Supports Shared Prefixes
Identical prefix KV entries can be shared across requests, reducing duplication and further improving memory efficiency.
Works Naturally With Continuous Batching
Because block allocation is handled independently for each request on demand, the system can easily handle new requests joining and old requests leaving at each decoding step.

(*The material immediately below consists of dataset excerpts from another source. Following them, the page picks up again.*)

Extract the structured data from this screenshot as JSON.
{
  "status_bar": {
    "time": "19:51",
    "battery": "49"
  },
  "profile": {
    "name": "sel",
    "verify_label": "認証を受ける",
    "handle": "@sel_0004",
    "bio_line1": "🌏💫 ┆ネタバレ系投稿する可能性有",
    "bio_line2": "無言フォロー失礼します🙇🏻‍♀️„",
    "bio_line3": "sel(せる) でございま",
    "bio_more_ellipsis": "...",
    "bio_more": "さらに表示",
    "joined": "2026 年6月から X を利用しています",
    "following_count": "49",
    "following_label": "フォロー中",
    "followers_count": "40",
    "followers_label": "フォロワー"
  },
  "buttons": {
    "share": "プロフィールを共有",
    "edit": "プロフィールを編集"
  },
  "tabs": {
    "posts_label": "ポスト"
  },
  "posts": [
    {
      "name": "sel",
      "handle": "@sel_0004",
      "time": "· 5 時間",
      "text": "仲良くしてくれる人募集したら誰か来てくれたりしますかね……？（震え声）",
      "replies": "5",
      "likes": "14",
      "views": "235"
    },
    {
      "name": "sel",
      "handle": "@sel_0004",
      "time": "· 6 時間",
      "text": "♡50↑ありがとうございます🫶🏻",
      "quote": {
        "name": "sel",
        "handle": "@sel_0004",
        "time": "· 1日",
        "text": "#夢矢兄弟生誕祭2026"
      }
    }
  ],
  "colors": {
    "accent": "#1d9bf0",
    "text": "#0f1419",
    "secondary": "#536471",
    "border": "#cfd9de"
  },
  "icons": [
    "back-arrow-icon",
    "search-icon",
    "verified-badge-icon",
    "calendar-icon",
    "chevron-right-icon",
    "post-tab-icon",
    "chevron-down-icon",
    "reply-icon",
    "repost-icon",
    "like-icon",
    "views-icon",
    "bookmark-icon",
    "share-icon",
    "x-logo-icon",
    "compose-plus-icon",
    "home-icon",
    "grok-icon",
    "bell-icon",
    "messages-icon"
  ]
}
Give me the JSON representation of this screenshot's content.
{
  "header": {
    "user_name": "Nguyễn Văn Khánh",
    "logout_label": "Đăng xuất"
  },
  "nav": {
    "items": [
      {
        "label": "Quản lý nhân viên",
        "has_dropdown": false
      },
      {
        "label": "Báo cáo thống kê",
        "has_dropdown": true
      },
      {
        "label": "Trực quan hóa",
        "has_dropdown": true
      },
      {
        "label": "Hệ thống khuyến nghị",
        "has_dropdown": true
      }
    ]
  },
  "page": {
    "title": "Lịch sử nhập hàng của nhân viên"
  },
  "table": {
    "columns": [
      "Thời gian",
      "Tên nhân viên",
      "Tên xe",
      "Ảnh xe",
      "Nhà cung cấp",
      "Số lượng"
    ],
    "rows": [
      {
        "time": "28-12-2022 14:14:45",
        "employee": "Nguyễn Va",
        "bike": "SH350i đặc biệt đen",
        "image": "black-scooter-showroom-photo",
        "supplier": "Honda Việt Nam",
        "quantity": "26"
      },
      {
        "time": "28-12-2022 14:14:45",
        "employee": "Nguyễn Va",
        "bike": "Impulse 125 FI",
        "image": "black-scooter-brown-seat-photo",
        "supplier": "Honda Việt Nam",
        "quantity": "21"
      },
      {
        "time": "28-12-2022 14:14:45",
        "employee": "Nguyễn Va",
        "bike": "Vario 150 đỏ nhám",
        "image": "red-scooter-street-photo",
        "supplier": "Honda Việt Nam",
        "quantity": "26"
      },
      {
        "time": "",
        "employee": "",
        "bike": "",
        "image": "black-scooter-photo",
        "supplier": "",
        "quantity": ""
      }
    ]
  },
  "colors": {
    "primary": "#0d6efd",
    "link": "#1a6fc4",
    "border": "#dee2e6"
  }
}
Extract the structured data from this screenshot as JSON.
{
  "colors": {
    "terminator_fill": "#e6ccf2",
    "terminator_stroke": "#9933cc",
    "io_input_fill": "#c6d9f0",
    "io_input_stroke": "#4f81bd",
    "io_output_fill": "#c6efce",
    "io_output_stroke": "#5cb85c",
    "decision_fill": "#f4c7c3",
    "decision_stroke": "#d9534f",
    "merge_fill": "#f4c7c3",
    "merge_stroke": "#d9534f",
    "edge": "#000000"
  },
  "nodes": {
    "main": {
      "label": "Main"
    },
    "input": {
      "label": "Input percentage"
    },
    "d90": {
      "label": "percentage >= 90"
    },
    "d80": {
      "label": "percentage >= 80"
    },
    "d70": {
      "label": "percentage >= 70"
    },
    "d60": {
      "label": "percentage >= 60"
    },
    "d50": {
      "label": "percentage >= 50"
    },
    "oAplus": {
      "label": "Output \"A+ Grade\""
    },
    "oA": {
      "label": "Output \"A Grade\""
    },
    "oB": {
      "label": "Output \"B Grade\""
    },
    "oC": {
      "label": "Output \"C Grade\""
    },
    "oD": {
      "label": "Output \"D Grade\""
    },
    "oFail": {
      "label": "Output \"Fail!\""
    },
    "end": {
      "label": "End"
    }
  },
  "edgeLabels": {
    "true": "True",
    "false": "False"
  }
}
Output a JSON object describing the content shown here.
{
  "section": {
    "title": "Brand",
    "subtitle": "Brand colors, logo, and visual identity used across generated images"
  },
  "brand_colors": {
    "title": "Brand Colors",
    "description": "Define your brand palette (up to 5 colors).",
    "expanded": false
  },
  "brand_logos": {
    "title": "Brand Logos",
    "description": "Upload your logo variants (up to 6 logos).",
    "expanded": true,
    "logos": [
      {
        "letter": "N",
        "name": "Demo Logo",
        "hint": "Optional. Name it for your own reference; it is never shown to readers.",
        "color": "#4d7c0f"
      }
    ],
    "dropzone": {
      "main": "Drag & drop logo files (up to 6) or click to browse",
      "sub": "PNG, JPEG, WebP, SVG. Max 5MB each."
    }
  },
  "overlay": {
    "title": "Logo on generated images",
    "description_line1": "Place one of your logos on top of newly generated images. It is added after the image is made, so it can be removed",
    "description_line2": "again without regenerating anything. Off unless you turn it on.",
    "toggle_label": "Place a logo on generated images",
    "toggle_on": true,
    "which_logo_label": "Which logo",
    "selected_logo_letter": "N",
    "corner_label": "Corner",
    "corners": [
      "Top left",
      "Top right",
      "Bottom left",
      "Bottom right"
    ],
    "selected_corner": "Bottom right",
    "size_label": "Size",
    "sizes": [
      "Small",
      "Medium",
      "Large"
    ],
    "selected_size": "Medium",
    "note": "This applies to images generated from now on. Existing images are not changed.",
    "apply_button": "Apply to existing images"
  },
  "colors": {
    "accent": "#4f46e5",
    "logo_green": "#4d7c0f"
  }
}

However, Paged Attention introduces a tunable parameter: block size. This affects both memory efficiency and GPU kernel performance.

Large block size
- Pros: fewer lookups, better data loading efficiency
- Cons: more internal fragmentation when requests end prematurely
Small block size
- Pros: better memory utilization, less waste per request
- Cons: more block-table overhead, more scattered memory access

Implementations choose block sizes that balance the two.

Summary #

Paged Attention applies a classic OS paging idea to the KV cache of LLMs. By breaking memory into fixed-size blocks allocated on demand, it reduces fragmentation, increases batch size, improves throughput, enables prefix sharing, and forms the foundation for scalable continuous batching.

PagedAttention is one of the most important innovations in modern LLM serving systems.

References #

Yu et al. “Orca: A Distributed Serving System for Transformer-Based Generative Models.” 16th USENIX Symposium on Operating Systems Design and Implementation. 2022.
Kwon et al. “Efficient Memory Management for Large Language Model Serving with PagedAttention.” Proceedings of the 29th symposium on operating systems principles. 2023.